The 400-Word Review: Annabelle Comes Home
The latest chapter in the sprawling "Conjuring" series is a bit silly, but far more enjoyable than expected.
Photo by Justin Lubin / Warner Bros. Pictures
To the vague, begrudging satisfaction of horror fans, a 2013 sleeper hit about demonic meddling has turned into a neverending story.
“The Conjuring,” an above-average creeper directed by James Wan, was a satisfying and atmospheric tale. It also offered a wellspring: The fictionalized careers of noted demonologists Ed and Lorraine Warren, literally the only two people in history who can be called “noted demonologists.” In the series as well as real life, the Warrens have maintained a macabre museum of artifacts from their endeavors.
That collection of hadean doohickeys serves as its own script department; any item on the shelf can be spun into a 90-minute thriller. “Annabelle Comes Home,” the latest installment, doesn’t even bother to pick one: It merely locks a teenager in the room and lets her inadvertently deploy some demons.
The teen is Daniela (Katie Sarife), mourning the tragic death of her father. Her best friend, Mary Ellen (Madison Iseman), serves as babysitter to the Warrens’ daughter, Judy (McKenna Grace). Daniela sees an opening; perhaps she can poke around the Warren place for something that can contact dear old dad?
It’s nominally part of the “Annabelle” sub-franchise, tales of a ludicrously creepy doll that serves as a beacon for anything discorporeal. Or so we learn in an extended cold opening featuring Ed (Patrick Wilson) and Lorraine (Vera Farmiga). They bookend the film, leaving most of the action to the kids (and, presumably, allowing for a shorter shooting schedule for the stars).
Is it a somewhat flimsy premise? Yup. Is it shoehorned into an already-spiraling series? Oh yeah. Yet “Annabelle Comes Home” manages to be one of the most effective films in the franchise. We take a weird path to get there, but once we arrive, it’s a simple setup: The house is full of a coalition of beasties, the kids need to contain them. A number of the featured haints are particularly spooky, especially a series of souls awaiting their trip across the river Styx; the sound of coins clinking onto a wood floor is chilling.

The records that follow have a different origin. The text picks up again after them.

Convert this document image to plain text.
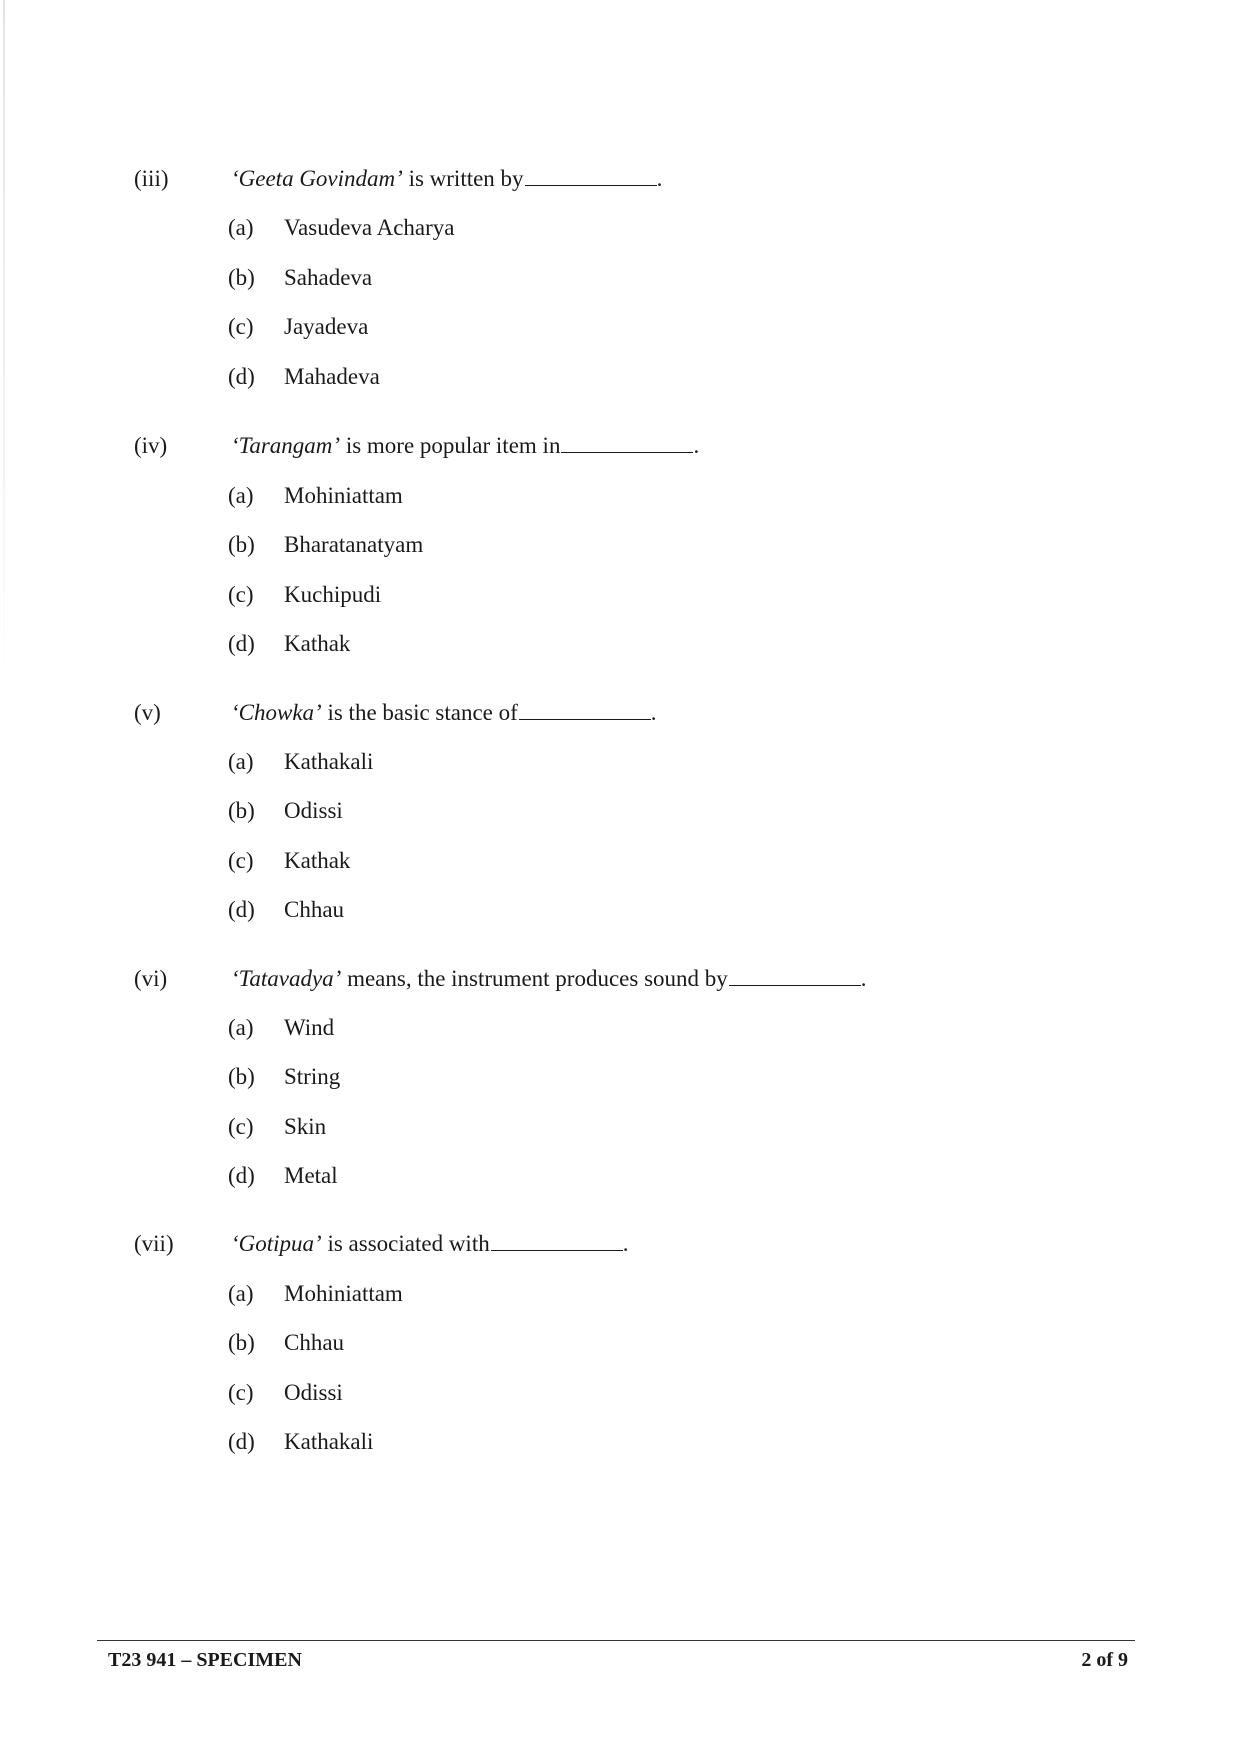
(iii)	‘Geeta Govindam’ is written by	.
(a) Vasudeva Acharya
(b) Sahadeva
(c) Jayadeva
(d) Mahadeva
(iv)	‘Tarangam’ is more popular item in	.
(a) Mohiniattam
(b) Bharatanatyam
(c) Kuchipudi
(d) Kathak
(v)	‘Chowka’ is the basic stance of	.
(a) Kathakali
(b) Odissi
(c) Kathak
(d) Chhau
(vi)	‘Tatavadya’ means, the instrument produces sound by	.
(a) Wind
(b) String
(c) Skin
(d) Metal
(vii) ‘Gotipua’ is associated with	.
(a) Mohiniattam
(b) Chhau
(c) Odissi
(d) Kathakali
T23 941 – SPECIMEN	2 of 9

It’s not perfect; a misty werewolf is particularly feeble. But the “Conjuring” series is deft at setting up scares as though they’re jokes. See the scenario, know that a shock is coming, wait for it, wait for it … and it comes from somewhere else. With the right setting — see the unholy collection of possessed hardware — it’s good fun.
My Rating: 7/10
"Annabelle Comes Home" opens in wide release on Wednesday, June 26.